Эрик Винтер шел домой через Хеден. Мороз сохранял синеву неба даже сейчас, когда стемнело. Он чувствовал себя неуютно, как бездомный. Домой не хотелось. Так бывает, если поездка сорвалась в последний момент. Объявилась его сумка из багажа, он было оставил ее на работе, но потом передумал и вернулся. Патрульная машина подкинула его до дома. Он поднялся на лифте, бросил сумку в прихожей и просмотрел почту. Ничего такого, что бы надо было срочно открыть.
Хотелось есть, но на месте не сиделось. Он разделся, кинув одежду в прихожей, принял душ, надел черное поло и мягкий серый зимний костюм от Эрменегильдо
На улице его мокрую голову сразу защипал мороз. Он надел черную вязаную шапку, натянул ее пониже на лоб и отправился по улице Васагатан, через улицу Линнея в ресторан «Ле Вилладж».
Он прошел через бистро, повесил куртку на вешалке в главном зале и подошел к метрдотелю:
— Столик на одного. Заказ на фамилию Винтер.
— Пожалуйста, — отозвалась она и показала столик в дальнем углу. — Аперитив?
— Бутылку минералки «Рамлёса».
Он заказал суп с голубыми мидиями и базиликом и треску гриль. С рыбой он выпил полбутылки белого «Сансер», потом долго пил кофе, без ничего, сидел и думал над двумя чашками.
21
— Ты откуда?!
Юхан Болгер с удивленной миной, Винтер у его стойки, поздний вечер.
— Я думал, ты сидишь где-нибудь в Сохо!
— В другой раз.
— Погода вроде была летная?
— Дела помешали.
— Давай я налью тебе какой-нибудь вкусной воды.
— «Рамлёсу» в стакане со льдом и немного лайма.
— Не хочешь попробовать что-нибудь новое?
— Дай мне «Рамлёсу» и скажи, что ты думаешь о моем молодом сотруднике.
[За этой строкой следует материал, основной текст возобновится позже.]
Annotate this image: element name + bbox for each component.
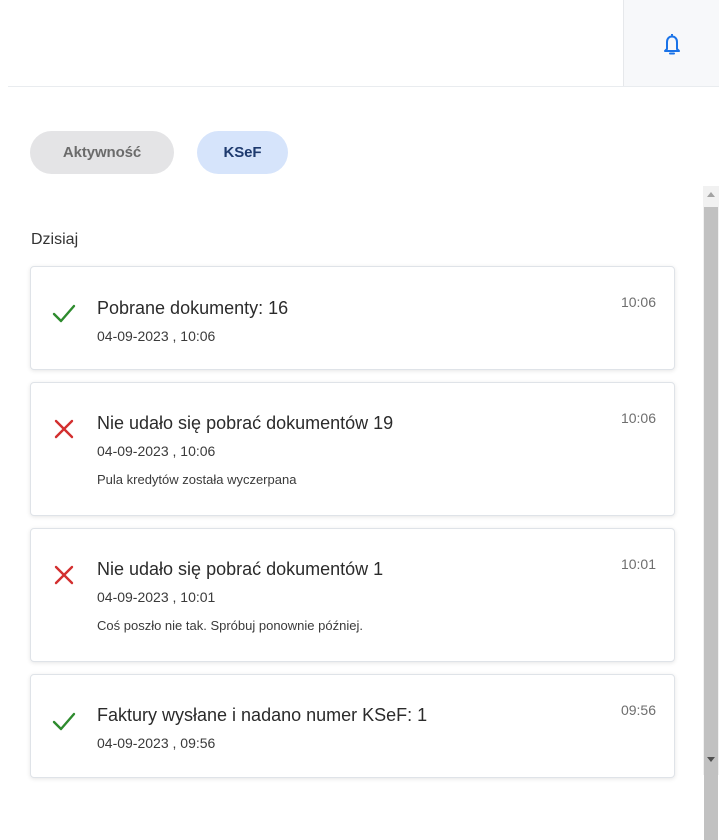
notification-date: 04-09-2023 , 09:56 bbox=[97, 735, 216, 751]
bell-icon bbox=[664, 33, 680, 54]
notification-time: 10:01 bbox=[620, 556, 656, 572]
notification-time: 10:06 bbox=[620, 410, 656, 426]
scroll-up-arrow-icon[interactable] bbox=[707, 192, 715, 197]
notification-title: Nie udało się pobrać dokumentów 1 bbox=[97, 559, 384, 579]
section-title: Dzisiaj bbox=[31, 231, 79, 248]
tab-ksef[interactable]: KSeF bbox=[197, 131, 288, 174]
notification-title: Pobrane dokumenty: 16 bbox=[97, 298, 289, 318]
notifications-button[interactable] bbox=[623, 0, 719, 87]
notification-date: 04-09-2023 , 10:01 bbox=[97, 589, 216, 605]
divider bbox=[8, 86, 719, 87]
cross-icon bbox=[54, 419, 74, 439]
notification-date: 04-09-2023 , 10:06 bbox=[97, 328, 216, 344]
notification-message: Pula kredytów została wyczerpana bbox=[97, 472, 297, 487]
top-bar bbox=[0, 0, 719, 88]
notification-card[interactable]: Nie udało się pobrać dokumentów 19 04-09… bbox=[30, 382, 675, 516]
notification-card[interactable]: Nie udało się pobrać dokumentów 1 04-09-… bbox=[30, 528, 675, 662]
notification-time: 09:56 bbox=[620, 702, 656, 718]
notification-date: 04-09-2023 , 10:06 bbox=[97, 443, 216, 459]
tab-aktywnosc[interactable]: Aktywność bbox=[30, 131, 174, 174]
scrollbar[interactable] bbox=[703, 186, 719, 840]
scroll-down-arrow-icon[interactable] bbox=[707, 757, 715, 762]
scroll-thumb[interactable] bbox=[704, 207, 718, 840]
notification-card[interactable]: Faktury wysłane i nadano numer KSeF: 1 0… bbox=[30, 674, 675, 778]
check-icon bbox=[52, 304, 76, 323]
notification-title: Faktury wysłane i nadano numer KSeF: 1 bbox=[97, 705, 428, 725]
notification-title: Nie udało się pobrać dokumentów 19 bbox=[97, 413, 394, 433]
notification-message: Coś poszło nie tak. Spróbuj ponownie póź… bbox=[97, 618, 363, 633]
check-icon bbox=[52, 712, 76, 731]
cross-icon bbox=[54, 565, 74, 585]
notification-card[interactable]: Pobrane dokumenty: 16 04-09-2023 , 10:06… bbox=[30, 266, 675, 370]
notification-time: 10:06 bbox=[620, 294, 656, 310]
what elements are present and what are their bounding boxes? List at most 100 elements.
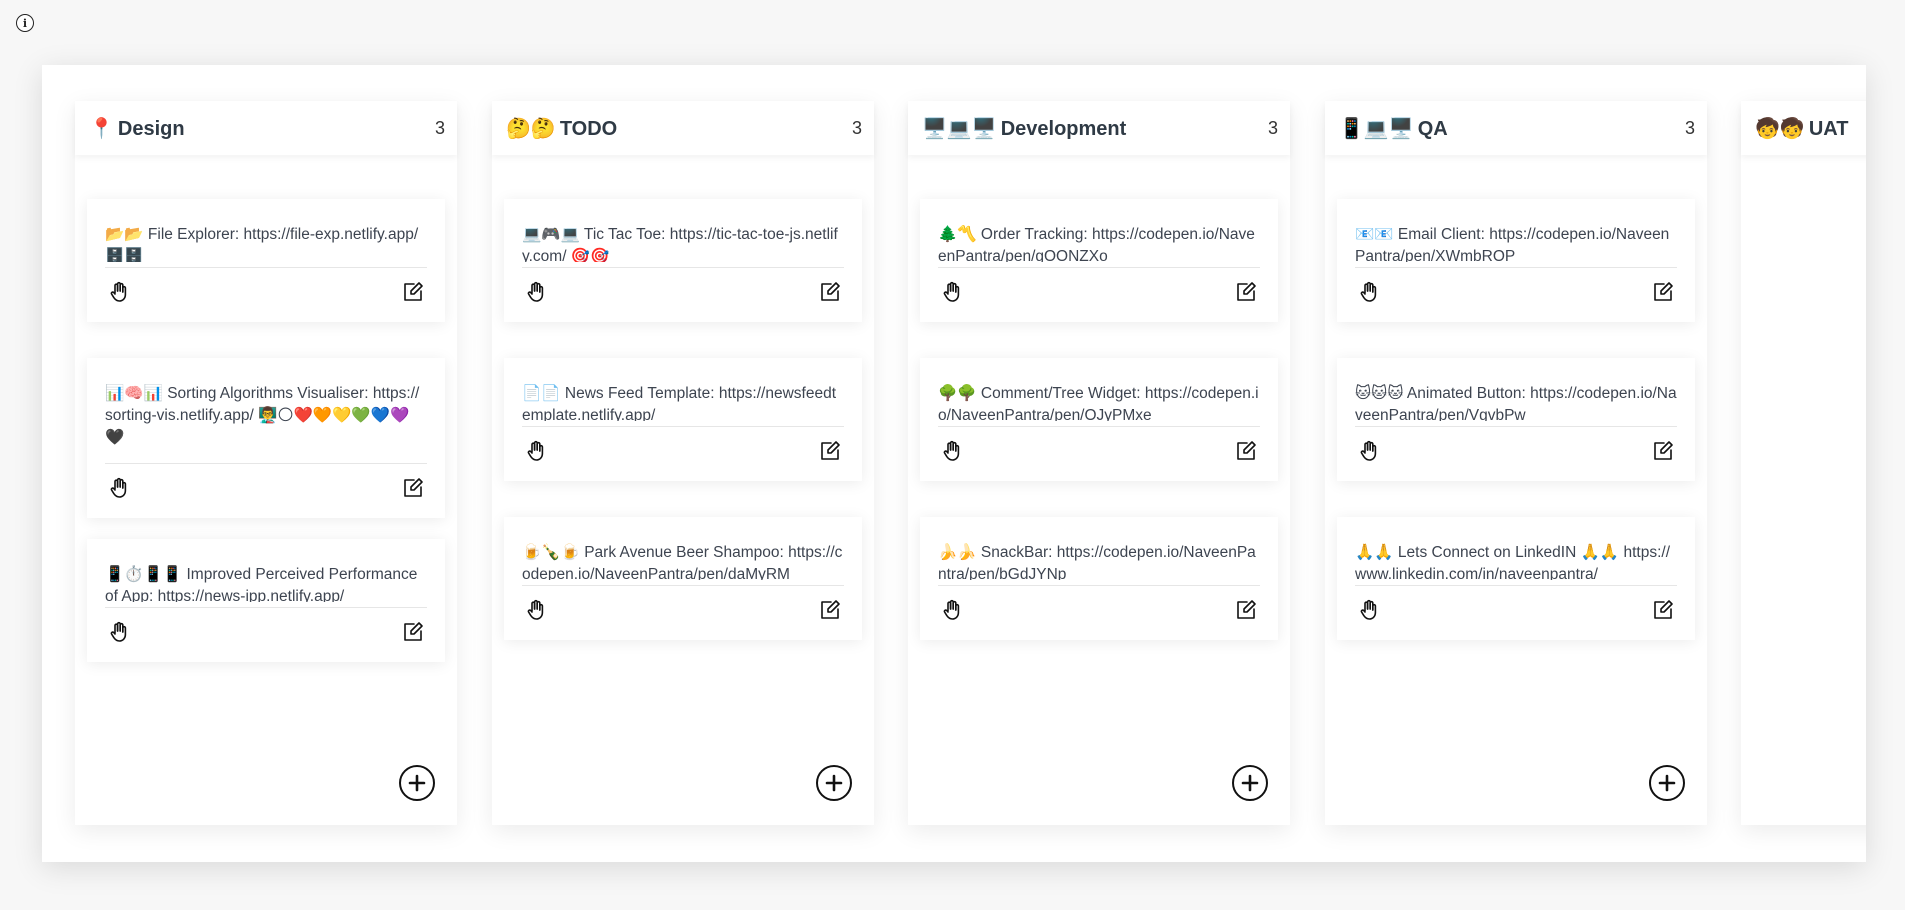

Болгер отошел приготовить Винтеру воду, а когда вернулся и поставил перед ним стакан, сказал:
— На вид довольно зеленый. Но умеет смотреть, и если научится видеть не только при ярком свете, то из него выйдет толк.
— Что ты имеешь в виду?
— Что ему надо повзрослеть.
— Я думаю, ему это быстро удастся. Молодость — не всегда недостаток.
— В большинстве случаев.
— Но не всегда.
— Да.
Время шло к полночи, из семи столиков три были заняты, и голоса посетителей вились по залу отдельной струйкой внутри табачного дыма.
У другого конца стойки бара, в десяти метрах, сидели и курили две женщины, и на их лицах было написано, что они познали смысл жизни и убедились, что он такой же бессмысленный, как все остальное бытие.
Одна из них покосилась на Винтера, и выражение ее лица изменилось. Она сказала несколько слов подруге, задавила сигарету и тут же зажгла новую. Тонкую пачку сигарет она вертела в руках, словно боялась, что они без нее соскучатся.
— Я не уверен, что ему нравится эта затея, — сказал Болгер. — Он, кажется, не очень понимает, зачем это надо.